Let’s meet some of them.
- The BSc (Hons) Animal Behavior and Welfare (top-up) at Abingdon and Whitney College is a “good quality course”. Discover Uni tells me a foundation year is compulsory (though this requirement could be removed), and that nearly a third of 15 graduates were “business and public service associate professionals” 6 months after the course, earning £18,000 on average. It is (as far as I can tell) eligible for additional student numbers as a veterinary science subject.
- BSc (Hons) Geology at Keele is ranked 25th in the CUG league table for 2020. It is eligible for additional student numbers, whereas BSc (Hons) Geology at Plymouth (ranked 24th) is not.
- Loughborough College runs a number of well-regarded HNDs in Engineering. If it chose to offer Engineering as a BSc (Hons) next year, perhaps in partnership with another provider who is not eligible for additional student numbers – this course would be eligible for additional student numbers. There’s no need to demonstrate a track record of delivery for these ASNs, just capacity.
Now – all of those courses mentioned above are likely to be great courses for some students. But it is difficult to argue that they would be better for all students, or the nation, than business at Bath (not eligible, no business provision is), computer science at Warwick (again, no computer science is eligible), biochemistry at Reading (Reading isn’t eligible to bid), or social work at South Bank (South Bank isn’t eligible to bid).

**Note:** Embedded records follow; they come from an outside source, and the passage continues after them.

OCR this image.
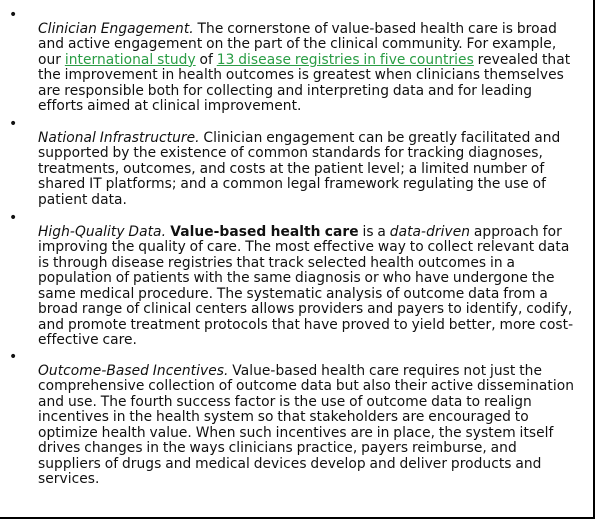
•

Clinician Engagement. The cornerstone of value-based health care is broad and active engagement on the part of the clinical community. For example, our international study of 13 disease registries in five countries revealed that the improvement in health outcomes is greatest when clinicians themselves are responsible both for collecting and interpreting data and for leading efforts aimed at clinical improvement.

•

National Infrastructure. Clinician engagement can be greatly facilitated and supported by the existence of common standards for tracking diagnoses, treatments, outcomes, and costs at the patient level; a limited number of shared IT platforms; and a common legal framework regulating the use of patient data.

•

High-Quality Data. Value-based health care is a data-driven approach for improving the quality of care. The most effective way to collect relevant data is through disease registries that track selected health outcomes in a population of patients with the same diagnosis or who have undergone the same medical procedure. The systematic analysis of outcome data from a broad range of clinical centers allows providers and payers to identify, codify, and promote treatment protocols that have proved to yield better, more cost-effective care.

•

Outcome-Based Incentives. Value-based health care requires not just the comprehensive collection of outcome data but also their active dissemination and use. The fourth success factor is the use of outcome data to realign incentives in the health system so that stakeholders are encouraged to optimize health value. When such incentives are in place, the system itself drives changes in the ways clinicians practice, payers reimburse, and suppliers of drugs and medical devices develop and deliver products and services.
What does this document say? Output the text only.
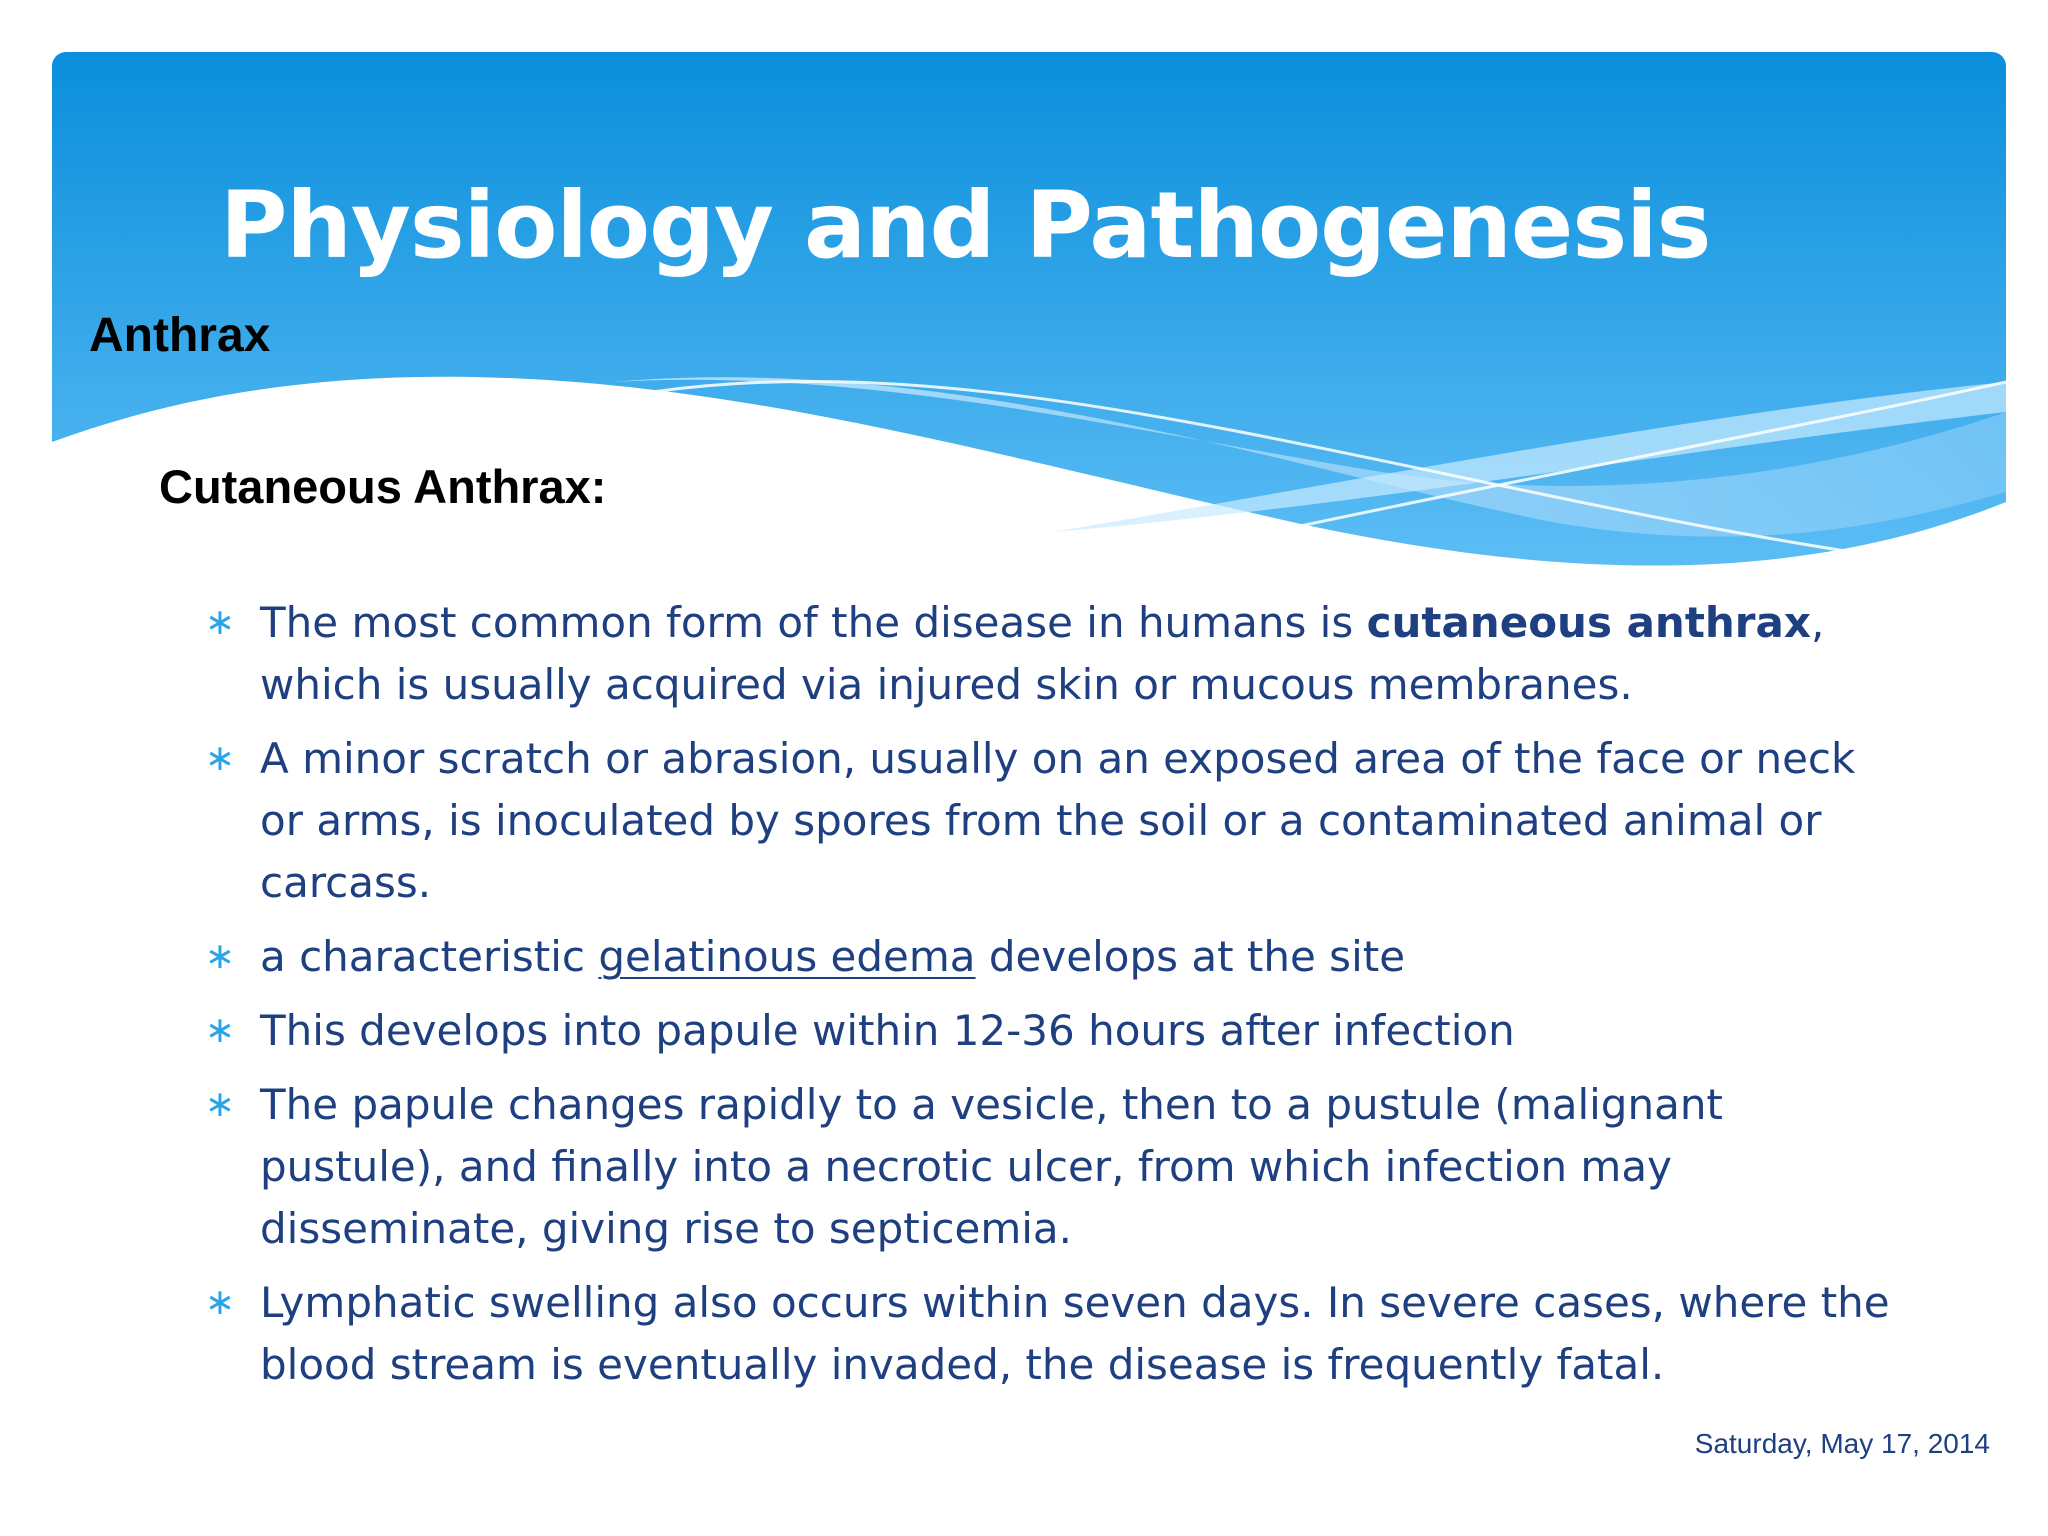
Physiology and Pathogenesis
Anthrax
Cutaneous Anthrax:
∗ The most common form of the disease in humans is cutaneous anthrax, which is usually acquired via injured skin or mucous membranes.
∗ A minor scratch or abrasion, usually on an exposed area of the face or neck or arms, is inoculated by spores from the soil or a contaminated animal or carcass.
∗ a characteristic gelatinous edema develops at the site
∗ This develops into papule within 12-36 hours after infection
∗ The papule changes rapidly to a vesicle, then to a pustule (malignant pustule), and finally into a necrotic ulcer, from which infection may disseminate, giving rise to septicemia.
∗ Lymphatic swelling also occurs within seven days. In severe cases, where the blood stream is eventually invaded, the disease is frequently fatal.

Saturday, May 17, 2014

This is the problem with these arbitrary rules. They’re arbitrary. When it comes down to individual cases, the rules are indefensible.
Back in the day
In 2005 HEFCE moved away from bidding competitions for ASNs to a purely strategic approach. The former regulator worked with providers regionally to come up with a sensible plan for expansion that improved student choice and addressed defined local needs. Individual providers planning strategic growth would see these plans assessed before any required financial support and a student number allocation was granted. There was extensive HEFCE support all through each process.
This was a very different world. The aim was to encourage growth where it was needed, not to pick winners or allow popular providers to grow at the expense of strategically or locally important providers. There were no value judgements about subjects or universities – just about likely student demand (based on surveys, not the market) and provider capacity.
A regulator or department that knew and understood the sector could easily act in a similar way in 2020. It is perhaps more important than ever that local and strategic needs are met – the “levelling up” agenda of the Westminster government suggests place will be an important consideration, and Covid-19 has thrown our need for graduates in all kinds of unexpected subjects (how could we have coped in lockdown without art, television, music, radio, literature, journalism, and theatre?) into sharp relief.
Instead we have an emergency growth policy that primarily supports well-off applicants attending established universities. And we deserve better.